Die FDA hat auch in letzter Zeit andere unzulässige Medikamente, die als Nahrungsergänzungsmittel oder Energy-Drinks verkauft werden, ins Visier genommen. Dazu gehört auch Tianeptin, ein Antidepressivum, das in vielen dieser Produkte enthalten ist und ebenfalls als „Benzin-Tank-Heroin“ bezeichnet wird. Diese Bezeichnung verdeutlicht die Gefahren, die mit der Verwendung solcher nicht regulierten Substanzen verbunden sind.
Fazit
Die Diskussion über 7-Hydroxymitragynin und Kratom ist komplex und vielschichtig. Auf der einen Seite stehen die gesundheitlichen Risiken und die möglichen Gefahren, die mit der Verwendung dieser Substanzen verbunden sind. Auf der anderen Seite gibt es Befürworter, die Kratom als eine sichere und wirksame Alternative zu herkömmlichen Schmerzmitteln sehen.

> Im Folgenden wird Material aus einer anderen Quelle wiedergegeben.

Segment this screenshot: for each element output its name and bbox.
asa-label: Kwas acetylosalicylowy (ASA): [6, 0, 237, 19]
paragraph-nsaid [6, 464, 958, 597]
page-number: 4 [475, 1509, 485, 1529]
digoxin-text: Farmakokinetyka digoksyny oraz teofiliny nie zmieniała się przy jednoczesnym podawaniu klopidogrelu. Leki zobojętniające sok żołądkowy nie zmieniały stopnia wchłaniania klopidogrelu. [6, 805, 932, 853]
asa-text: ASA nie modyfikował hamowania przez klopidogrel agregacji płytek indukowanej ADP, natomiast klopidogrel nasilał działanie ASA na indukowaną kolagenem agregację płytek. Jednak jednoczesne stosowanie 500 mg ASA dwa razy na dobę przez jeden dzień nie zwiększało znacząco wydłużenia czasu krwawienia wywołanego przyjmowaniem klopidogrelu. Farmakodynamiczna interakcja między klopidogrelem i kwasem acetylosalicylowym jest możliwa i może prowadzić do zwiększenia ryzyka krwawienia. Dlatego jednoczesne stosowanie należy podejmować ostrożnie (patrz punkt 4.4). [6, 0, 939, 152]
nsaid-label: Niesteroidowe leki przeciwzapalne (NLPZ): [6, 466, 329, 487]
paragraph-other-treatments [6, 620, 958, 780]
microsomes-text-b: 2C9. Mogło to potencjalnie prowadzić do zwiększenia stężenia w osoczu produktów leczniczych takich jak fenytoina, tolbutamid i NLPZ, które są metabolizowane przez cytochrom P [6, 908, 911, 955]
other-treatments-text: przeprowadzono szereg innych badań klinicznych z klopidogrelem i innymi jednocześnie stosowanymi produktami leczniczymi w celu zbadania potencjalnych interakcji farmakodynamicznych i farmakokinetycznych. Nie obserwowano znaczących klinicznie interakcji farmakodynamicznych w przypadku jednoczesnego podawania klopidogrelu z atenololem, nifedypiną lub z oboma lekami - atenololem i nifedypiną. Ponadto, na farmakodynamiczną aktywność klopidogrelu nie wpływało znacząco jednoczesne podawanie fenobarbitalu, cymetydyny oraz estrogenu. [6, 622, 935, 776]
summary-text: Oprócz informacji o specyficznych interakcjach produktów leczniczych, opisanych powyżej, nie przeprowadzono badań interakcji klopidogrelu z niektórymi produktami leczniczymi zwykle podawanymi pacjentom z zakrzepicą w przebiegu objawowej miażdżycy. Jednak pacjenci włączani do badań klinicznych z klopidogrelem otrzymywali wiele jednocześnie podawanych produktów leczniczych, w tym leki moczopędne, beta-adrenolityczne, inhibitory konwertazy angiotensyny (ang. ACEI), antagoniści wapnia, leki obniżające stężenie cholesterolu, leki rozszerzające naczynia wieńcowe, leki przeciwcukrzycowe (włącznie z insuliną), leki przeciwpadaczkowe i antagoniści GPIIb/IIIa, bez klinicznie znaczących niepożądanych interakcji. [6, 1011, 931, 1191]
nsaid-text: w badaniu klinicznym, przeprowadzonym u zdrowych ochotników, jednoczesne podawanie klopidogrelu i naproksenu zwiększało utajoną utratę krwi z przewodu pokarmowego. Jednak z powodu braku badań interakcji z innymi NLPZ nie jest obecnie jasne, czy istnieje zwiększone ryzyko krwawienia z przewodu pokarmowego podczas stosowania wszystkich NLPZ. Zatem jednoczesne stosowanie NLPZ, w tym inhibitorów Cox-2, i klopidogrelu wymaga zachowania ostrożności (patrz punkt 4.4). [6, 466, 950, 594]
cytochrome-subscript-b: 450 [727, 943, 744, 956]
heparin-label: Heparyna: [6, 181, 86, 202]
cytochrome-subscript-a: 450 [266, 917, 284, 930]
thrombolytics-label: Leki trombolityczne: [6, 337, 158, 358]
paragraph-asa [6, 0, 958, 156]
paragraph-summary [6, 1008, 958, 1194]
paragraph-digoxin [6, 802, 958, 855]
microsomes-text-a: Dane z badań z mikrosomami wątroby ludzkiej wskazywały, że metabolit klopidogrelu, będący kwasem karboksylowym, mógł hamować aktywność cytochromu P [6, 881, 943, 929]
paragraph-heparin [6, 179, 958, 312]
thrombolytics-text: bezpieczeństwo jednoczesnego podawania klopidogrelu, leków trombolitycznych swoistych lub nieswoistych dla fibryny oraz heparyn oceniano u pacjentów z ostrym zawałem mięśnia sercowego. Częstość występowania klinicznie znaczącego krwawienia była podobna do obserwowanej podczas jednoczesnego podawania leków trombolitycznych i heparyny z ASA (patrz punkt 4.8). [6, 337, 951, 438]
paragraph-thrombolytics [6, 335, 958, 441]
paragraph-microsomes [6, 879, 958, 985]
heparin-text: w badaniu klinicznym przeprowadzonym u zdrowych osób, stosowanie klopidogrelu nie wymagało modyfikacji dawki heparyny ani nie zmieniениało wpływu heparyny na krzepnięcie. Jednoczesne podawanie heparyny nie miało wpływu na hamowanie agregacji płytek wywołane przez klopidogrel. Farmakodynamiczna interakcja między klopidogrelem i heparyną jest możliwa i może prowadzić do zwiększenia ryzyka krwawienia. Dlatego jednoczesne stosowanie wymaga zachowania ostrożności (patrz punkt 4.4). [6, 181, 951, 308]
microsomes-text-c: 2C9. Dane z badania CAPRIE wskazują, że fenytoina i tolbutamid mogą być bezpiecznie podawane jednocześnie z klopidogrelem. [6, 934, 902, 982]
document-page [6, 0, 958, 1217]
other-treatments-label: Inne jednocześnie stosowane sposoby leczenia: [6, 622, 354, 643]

Die aktuellen Empfehlungen der FDA und die potenzielle Regulierung von 7-OH sollten als Warnsignal für Verbraucher betrachtet werden. Es ist wichtig, sich der Risiken bewusst zu sein und sich über die Inhaltsstoffe von Nahrungsergänzungsmitteln und Energy-Drinks zu informieren, bevor man sie konsumiert.
Die Debatte um Kratom und seine Derivate wird weitergehen, und es bleibt abzuwarten, wie sich die regulatorischen Maßnahmen entwickeln werden. Für dich als Verbraucher ist es unerlässlich, informiert zu bleiben und die potenziellen Risiken abzuwägen, bevor du Entscheidungen über die Verwendung solcher Produkte triffst.
In einer Zeit, in der viele Menschen nach alternativen Lösungen für ihre gesundheitlichen Probleme suchen, ist es entscheidend, dass Sicherheit und Effektivität an erster Stelle stehen. Halte dich über die neuesten Entwicklungen auf dem Laufenden und konsultiere immer einen Fachmann, bevor du neue Ergänzungen oder Behandlungen ausprobierst.